I’ve been notified that I will be Chief Resident next year, so I’m pretty excited about that. I’ve got a list of fellowships I’m applying for. My whole family is back in Wisconsin, so I’ll probably head back to the Midwest. I’m looking forward to a future in Pulmonology. Every day I walk out of my Pulm rotations, and it confirms that this is exactly what I want to do.
If you could give advice to someone starting their residency, what would you say?
No matter where you go, you’ll have a lot of opportunity for personal and professional growth, and I would say take advantage of every one of those opportunities. Take part in research or a quality improvement project. Be the driver of your own professional growth. You won’t always get it right, but that’s ok. There’s something to learn from that. Just go for it, and make sure you get the support you need. Take the time to remind yourself what an immense privilege it is to be a doctor.
What has been your biggest lesson from COVID?

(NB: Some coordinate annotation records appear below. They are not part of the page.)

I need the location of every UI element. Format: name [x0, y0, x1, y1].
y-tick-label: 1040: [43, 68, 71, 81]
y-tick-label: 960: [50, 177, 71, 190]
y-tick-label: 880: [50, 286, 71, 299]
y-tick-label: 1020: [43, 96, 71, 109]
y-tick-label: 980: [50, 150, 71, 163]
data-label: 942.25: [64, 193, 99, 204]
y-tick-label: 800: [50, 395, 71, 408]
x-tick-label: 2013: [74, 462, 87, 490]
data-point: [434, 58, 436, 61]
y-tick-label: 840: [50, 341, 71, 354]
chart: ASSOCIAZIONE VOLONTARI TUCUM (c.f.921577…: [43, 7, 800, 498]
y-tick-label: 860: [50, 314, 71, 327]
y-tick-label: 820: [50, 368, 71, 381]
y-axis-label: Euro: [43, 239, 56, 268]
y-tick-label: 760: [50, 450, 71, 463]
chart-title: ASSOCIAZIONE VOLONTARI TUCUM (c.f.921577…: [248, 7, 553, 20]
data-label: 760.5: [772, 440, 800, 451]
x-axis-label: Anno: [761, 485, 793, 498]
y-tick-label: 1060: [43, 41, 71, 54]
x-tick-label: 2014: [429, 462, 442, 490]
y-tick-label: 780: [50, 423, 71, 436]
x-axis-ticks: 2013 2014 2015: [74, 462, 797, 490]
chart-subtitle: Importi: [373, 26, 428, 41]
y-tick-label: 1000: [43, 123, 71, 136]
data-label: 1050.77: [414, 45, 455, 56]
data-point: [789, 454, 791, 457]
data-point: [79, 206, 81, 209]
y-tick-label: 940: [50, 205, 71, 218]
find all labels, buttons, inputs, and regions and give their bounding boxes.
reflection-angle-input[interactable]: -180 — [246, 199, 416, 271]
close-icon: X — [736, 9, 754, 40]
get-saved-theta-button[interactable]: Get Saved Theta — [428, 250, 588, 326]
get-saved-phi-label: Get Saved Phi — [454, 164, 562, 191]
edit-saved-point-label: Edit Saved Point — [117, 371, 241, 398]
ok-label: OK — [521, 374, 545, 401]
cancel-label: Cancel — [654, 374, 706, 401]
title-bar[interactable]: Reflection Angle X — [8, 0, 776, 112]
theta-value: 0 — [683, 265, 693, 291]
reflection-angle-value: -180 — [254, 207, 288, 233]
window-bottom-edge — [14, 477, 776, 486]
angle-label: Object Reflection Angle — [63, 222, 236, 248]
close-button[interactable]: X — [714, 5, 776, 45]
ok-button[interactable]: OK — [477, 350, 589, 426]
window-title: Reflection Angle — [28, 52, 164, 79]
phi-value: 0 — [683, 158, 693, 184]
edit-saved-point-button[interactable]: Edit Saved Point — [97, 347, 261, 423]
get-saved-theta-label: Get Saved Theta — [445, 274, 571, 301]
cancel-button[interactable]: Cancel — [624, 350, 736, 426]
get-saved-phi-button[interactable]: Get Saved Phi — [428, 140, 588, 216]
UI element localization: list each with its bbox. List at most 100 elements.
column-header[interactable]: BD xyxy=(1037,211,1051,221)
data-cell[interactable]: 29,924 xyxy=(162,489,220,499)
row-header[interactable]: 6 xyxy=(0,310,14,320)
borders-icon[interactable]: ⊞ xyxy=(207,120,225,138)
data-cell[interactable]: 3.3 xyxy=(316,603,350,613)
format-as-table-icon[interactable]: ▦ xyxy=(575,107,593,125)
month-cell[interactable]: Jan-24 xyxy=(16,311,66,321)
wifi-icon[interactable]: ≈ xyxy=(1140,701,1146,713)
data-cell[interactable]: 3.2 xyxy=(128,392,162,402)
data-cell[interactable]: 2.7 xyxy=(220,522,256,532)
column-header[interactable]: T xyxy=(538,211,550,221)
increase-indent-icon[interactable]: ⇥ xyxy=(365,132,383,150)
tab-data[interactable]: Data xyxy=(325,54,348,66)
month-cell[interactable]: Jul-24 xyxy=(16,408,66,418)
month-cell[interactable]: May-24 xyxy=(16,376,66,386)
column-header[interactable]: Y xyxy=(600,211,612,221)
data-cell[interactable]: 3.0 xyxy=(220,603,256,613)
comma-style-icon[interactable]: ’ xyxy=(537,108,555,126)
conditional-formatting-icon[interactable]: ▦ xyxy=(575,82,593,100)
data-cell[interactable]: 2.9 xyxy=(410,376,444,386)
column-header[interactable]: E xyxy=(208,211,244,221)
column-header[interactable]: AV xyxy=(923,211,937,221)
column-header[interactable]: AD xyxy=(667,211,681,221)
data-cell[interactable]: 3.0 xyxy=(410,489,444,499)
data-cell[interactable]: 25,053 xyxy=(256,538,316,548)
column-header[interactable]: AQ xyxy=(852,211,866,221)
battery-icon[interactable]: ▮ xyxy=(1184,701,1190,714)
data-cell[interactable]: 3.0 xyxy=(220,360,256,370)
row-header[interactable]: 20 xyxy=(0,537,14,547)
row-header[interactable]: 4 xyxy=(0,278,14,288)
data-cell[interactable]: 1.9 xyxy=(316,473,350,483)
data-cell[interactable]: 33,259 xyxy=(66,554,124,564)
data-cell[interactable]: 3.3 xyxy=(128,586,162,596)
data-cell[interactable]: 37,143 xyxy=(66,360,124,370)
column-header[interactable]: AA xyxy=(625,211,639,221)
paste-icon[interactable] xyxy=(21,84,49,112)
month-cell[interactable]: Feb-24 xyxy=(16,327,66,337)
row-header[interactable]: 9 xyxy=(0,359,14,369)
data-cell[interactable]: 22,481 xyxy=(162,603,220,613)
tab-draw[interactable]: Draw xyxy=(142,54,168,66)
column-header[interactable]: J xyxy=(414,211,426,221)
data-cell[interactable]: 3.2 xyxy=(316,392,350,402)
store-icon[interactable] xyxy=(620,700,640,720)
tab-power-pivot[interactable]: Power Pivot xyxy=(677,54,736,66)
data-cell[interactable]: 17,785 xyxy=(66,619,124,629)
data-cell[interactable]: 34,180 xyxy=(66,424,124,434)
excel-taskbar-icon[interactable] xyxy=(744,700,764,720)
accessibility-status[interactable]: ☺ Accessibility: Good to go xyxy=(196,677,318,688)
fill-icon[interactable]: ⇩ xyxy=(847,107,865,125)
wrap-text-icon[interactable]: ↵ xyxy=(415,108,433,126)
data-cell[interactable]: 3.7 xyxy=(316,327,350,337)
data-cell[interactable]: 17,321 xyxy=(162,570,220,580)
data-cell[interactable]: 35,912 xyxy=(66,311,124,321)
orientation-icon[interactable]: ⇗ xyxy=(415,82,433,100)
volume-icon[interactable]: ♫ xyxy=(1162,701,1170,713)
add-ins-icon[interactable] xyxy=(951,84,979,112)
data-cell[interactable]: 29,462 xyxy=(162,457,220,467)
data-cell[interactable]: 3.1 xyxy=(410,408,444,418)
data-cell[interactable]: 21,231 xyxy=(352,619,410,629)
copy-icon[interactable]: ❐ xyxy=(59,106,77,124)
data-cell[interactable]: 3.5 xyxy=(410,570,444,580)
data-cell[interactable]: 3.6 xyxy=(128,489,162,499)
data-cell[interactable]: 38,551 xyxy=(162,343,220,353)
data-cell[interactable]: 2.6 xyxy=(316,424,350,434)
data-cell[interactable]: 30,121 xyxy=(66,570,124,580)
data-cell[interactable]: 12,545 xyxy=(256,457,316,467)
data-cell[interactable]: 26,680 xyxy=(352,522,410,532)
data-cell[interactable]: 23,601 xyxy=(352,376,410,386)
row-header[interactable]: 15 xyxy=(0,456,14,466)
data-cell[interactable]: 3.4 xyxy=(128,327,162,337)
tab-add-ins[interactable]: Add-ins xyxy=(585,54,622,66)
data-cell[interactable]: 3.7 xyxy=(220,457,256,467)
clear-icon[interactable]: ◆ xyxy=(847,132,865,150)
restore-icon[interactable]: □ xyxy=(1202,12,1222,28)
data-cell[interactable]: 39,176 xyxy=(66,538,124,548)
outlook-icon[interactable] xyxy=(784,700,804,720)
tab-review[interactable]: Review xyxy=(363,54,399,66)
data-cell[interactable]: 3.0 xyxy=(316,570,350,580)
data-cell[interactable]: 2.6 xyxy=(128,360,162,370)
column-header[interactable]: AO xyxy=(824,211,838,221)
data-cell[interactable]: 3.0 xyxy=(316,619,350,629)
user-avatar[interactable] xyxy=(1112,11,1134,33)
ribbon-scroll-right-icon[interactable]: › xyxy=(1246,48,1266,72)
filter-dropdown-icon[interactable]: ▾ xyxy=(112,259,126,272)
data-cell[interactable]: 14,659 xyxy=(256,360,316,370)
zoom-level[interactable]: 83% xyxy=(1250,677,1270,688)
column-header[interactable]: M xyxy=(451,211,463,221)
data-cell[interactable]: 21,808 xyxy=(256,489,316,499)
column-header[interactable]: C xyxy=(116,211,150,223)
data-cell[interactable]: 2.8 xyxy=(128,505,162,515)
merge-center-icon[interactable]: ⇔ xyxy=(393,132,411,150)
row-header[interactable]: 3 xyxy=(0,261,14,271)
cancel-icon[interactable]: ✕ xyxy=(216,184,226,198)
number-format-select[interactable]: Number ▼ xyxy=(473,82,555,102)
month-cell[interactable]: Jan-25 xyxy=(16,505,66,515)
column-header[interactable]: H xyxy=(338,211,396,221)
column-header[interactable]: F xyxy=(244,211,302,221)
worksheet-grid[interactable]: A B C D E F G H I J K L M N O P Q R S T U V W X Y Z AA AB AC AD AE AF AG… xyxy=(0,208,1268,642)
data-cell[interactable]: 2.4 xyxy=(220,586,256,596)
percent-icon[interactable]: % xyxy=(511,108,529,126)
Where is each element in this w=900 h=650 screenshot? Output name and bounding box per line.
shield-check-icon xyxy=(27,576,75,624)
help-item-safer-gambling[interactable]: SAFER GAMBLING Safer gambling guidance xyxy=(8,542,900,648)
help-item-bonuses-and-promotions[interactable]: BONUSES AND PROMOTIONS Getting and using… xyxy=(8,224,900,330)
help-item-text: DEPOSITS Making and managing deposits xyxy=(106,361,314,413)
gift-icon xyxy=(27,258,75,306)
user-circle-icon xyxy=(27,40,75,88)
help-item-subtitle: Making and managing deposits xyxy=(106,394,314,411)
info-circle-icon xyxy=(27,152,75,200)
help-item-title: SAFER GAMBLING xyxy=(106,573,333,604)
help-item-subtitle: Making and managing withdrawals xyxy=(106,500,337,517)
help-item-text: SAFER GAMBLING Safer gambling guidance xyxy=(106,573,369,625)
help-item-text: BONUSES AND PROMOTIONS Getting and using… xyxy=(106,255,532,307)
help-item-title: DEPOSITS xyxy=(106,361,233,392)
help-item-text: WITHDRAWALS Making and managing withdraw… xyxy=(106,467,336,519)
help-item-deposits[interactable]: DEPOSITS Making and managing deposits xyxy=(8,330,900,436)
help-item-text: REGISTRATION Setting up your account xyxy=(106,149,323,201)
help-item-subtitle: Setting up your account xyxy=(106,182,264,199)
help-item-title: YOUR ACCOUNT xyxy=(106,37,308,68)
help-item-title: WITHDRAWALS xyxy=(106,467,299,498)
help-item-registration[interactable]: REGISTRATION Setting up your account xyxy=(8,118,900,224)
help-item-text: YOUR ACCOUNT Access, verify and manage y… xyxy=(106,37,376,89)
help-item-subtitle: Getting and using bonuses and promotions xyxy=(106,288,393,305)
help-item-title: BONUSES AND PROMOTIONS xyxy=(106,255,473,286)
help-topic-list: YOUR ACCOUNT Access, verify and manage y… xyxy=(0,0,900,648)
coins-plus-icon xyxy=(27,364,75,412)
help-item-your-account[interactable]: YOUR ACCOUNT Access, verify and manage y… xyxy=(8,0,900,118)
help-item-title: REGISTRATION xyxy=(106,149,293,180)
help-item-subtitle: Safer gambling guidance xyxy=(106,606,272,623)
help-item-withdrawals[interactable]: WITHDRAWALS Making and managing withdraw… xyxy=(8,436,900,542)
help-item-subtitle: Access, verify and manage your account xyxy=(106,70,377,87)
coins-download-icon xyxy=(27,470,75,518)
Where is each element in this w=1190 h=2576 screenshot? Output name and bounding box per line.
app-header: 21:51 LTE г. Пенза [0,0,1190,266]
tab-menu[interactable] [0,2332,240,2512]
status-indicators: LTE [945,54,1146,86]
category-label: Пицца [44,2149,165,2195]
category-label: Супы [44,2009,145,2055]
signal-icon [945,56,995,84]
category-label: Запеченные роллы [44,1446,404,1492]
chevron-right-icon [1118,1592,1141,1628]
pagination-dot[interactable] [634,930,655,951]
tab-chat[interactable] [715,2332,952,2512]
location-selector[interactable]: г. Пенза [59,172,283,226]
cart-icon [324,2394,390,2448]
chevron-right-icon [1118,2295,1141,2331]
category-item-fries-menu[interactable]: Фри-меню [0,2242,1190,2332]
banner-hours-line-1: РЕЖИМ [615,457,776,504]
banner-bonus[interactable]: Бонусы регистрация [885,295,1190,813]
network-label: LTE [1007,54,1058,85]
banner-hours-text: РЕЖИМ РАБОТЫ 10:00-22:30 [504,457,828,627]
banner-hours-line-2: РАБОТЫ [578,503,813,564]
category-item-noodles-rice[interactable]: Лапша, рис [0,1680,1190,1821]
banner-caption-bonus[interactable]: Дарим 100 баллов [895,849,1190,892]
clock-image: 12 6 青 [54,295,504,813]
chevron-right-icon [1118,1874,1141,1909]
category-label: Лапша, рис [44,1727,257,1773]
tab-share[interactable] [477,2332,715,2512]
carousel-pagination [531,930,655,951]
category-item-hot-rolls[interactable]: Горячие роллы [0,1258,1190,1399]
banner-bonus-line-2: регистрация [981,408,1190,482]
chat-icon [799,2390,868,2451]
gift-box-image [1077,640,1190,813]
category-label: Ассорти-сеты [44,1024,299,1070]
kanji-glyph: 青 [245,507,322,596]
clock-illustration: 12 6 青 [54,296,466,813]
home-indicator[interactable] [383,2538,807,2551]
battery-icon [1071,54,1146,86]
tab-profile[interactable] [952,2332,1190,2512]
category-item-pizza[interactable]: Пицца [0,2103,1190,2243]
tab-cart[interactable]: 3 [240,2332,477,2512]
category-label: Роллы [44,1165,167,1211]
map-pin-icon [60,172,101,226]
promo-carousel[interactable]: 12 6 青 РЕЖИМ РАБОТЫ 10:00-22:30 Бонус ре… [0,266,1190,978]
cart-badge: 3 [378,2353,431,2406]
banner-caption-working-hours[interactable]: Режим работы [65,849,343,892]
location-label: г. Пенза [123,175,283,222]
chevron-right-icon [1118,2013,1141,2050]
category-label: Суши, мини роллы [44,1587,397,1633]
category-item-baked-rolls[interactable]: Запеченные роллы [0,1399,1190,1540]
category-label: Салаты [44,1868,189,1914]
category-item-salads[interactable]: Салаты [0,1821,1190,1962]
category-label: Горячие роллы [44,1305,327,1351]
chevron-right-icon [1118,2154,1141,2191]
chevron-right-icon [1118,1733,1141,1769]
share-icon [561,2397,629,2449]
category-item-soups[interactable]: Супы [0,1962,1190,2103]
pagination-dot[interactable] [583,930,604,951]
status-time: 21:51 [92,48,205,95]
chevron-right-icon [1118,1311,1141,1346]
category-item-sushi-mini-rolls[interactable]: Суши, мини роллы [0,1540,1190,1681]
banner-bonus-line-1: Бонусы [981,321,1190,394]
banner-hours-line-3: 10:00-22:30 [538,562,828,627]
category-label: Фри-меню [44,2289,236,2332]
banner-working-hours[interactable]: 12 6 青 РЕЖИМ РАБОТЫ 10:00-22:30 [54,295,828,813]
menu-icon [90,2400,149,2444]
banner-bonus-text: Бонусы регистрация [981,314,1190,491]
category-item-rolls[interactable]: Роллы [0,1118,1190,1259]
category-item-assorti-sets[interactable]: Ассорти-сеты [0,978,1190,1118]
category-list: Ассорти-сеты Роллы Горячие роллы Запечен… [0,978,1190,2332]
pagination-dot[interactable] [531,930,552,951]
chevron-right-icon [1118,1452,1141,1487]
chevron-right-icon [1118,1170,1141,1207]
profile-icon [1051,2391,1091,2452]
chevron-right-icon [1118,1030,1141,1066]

It reinforced the importance of communication for our critically ill patients. I’ve had to explain things to patients and families when they’re afraid and angry. I’ve found it really rewarding to be able to tell people clearly and honestly what is happening to them or to their loved one, and to do it in a way that is compassionate and understanding. That’s something you can’t learn from a book or from a lecture. You learn that by doing it, and people appreciate it more than words can say.